Sometimes, people struggle to differentiate between grounding and cognitive behavioral therapy. Grounding is a form of cognitive-behavioral therapy (CBT) that focuses on the present moment and has a calming effect. CBT is a therapeutic method that helps people change negative thoughts and behaviors. It is often used to help people manage their anxiety or depression.
Visualization: This is a meditation technique that involves imagining yourself in a place where you feel secure, calm, and grounded. Find a place where you feel comfortable and safe — it can be anywhere from an empty beach to your childhood bedroom — and take time to visualize what it looks like, smells like, sounds like, etc.
Staying Present: One of the most common reasons why people develop anxiety is because they are constantly worrying about the future or what may happen next. Staying present throughout the day can be extremely difficult.
Technique 1: Breathe in for 3 seconds, out for 3 seconds.
Repeat the word ‘calm,’ out loud.
Count backward from 10.
Name five things you can see.
Name five things you can touch.
Name five things you can hear.
Technique 2: Imagine you are at your favorite place.
When it’s time to get your grounding on, close your eyes and take a deep breath. Picture yourself at your favorite place. It may be a favorite place from your childhood or a place you’ve recently visited.
Wherever it is, try and picture the scene in as much detail as you can.
What colors can you see?
What sounds can you hear?
What does it smell like?
It may help to start with the senses of smell and sound before adding visual details of the scene. When you feel like you’ve had enough, open your eyes and take a deep breath.
Technique 3: Practice positive self-talk.
Practice positive self-talk. When you’re feeling anxious, it can be difficult to find the right words. However, talking to yourself in a positive way can help you feel better. When you say anything to yourself, it’s called “self-talk.” When you say nice things to yourself it’s called “positive self-talk” and when you talk harshly to yourself it’s called “negative self-talk.”
When you practice self-talk, it can help soothe your anxieties. Here are some examples of positive self-talk to try out:
“I’m doing okay.”
“I’m safe now.”
“It’s okay to be anxious.”
“I’m happy now.”
“Everything will be all right.”
Technique 4: Get grounded by touching something familiar.
Something helpful is keeping a familiar object in a place specifically for grounding so that when anxiety starts you can easily access it. Touching an object that is familiar to you can help you feel grounded after a panic attack or anxious thought. Touching your wrist, a piece of jewelry, a pet, or a family member will remind you that you are safe and not in the danger your anxiety is telling you that you’re in.

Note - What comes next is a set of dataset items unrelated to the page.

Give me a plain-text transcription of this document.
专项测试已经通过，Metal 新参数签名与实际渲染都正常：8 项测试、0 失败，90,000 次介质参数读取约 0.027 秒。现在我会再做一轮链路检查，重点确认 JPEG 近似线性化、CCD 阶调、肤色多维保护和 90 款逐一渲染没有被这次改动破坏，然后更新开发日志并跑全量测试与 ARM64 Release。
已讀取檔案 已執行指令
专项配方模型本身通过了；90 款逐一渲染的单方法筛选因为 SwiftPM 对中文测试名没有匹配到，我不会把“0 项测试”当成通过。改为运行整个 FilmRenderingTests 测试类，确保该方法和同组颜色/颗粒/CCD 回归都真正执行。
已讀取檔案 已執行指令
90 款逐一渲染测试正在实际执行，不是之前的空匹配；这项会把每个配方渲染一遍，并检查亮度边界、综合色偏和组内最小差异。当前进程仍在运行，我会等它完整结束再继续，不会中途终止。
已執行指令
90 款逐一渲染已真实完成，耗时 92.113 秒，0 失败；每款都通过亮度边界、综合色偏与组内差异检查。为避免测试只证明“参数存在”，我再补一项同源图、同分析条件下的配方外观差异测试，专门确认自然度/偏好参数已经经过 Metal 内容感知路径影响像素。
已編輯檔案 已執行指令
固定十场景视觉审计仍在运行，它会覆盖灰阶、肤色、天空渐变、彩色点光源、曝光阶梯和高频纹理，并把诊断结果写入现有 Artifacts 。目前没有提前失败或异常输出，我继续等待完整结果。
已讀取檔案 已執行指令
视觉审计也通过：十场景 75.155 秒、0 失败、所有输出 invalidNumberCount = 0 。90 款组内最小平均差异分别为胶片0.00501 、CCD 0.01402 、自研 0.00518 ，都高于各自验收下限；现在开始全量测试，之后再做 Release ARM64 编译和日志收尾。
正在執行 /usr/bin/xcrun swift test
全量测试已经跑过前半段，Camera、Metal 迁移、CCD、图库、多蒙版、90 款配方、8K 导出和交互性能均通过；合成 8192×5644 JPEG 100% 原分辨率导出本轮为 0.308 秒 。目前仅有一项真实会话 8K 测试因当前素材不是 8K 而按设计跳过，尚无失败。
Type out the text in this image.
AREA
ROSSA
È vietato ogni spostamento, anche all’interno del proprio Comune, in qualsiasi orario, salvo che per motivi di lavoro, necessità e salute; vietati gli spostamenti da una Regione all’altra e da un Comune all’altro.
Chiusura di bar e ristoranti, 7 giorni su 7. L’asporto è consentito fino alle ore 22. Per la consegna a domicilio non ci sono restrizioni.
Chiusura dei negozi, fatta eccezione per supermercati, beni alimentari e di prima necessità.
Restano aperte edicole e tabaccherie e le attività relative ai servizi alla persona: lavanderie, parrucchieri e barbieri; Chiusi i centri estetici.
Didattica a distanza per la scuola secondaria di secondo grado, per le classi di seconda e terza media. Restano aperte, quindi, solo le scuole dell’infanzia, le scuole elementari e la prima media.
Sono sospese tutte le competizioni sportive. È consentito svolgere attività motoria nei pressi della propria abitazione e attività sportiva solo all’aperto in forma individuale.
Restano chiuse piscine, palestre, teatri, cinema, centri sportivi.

Technique 5: Create a mantra
A mantra is a word or phrase that is repeated over and over again to help one feel grounded and focused. You can create a mantra that best suits your needs. This could also be a positive affirmation that you feel helps you affirm you are on the correct path or that you are safe and okay.
For example, if you are experiencing anxiety about a situation, you may want to repeat “I am safe” as your mantra. This can help focus on your safety as opposed to the negative thoughts or feelings you are having about the situation.
The grounding techniques listed above are a great starting point for those suffering from anxiety. The more often you practice these techniques, the more effective they will be for you. One technique that you may want to try is taking a few deep breaths. The simple act of focusing on your breathing can help bring your focus back to the present moment and can help you feel more grounded and relaxed.
Keep in mind that if you feel like your anxiety is not subsiding or getting better, it is important to seek professional help in the form of a mental health provider. You may have an anxiety disorder, or be suffering from another mental illness. There are many treatments available for anxiety disorders, and it’s important to seek treatment when possible.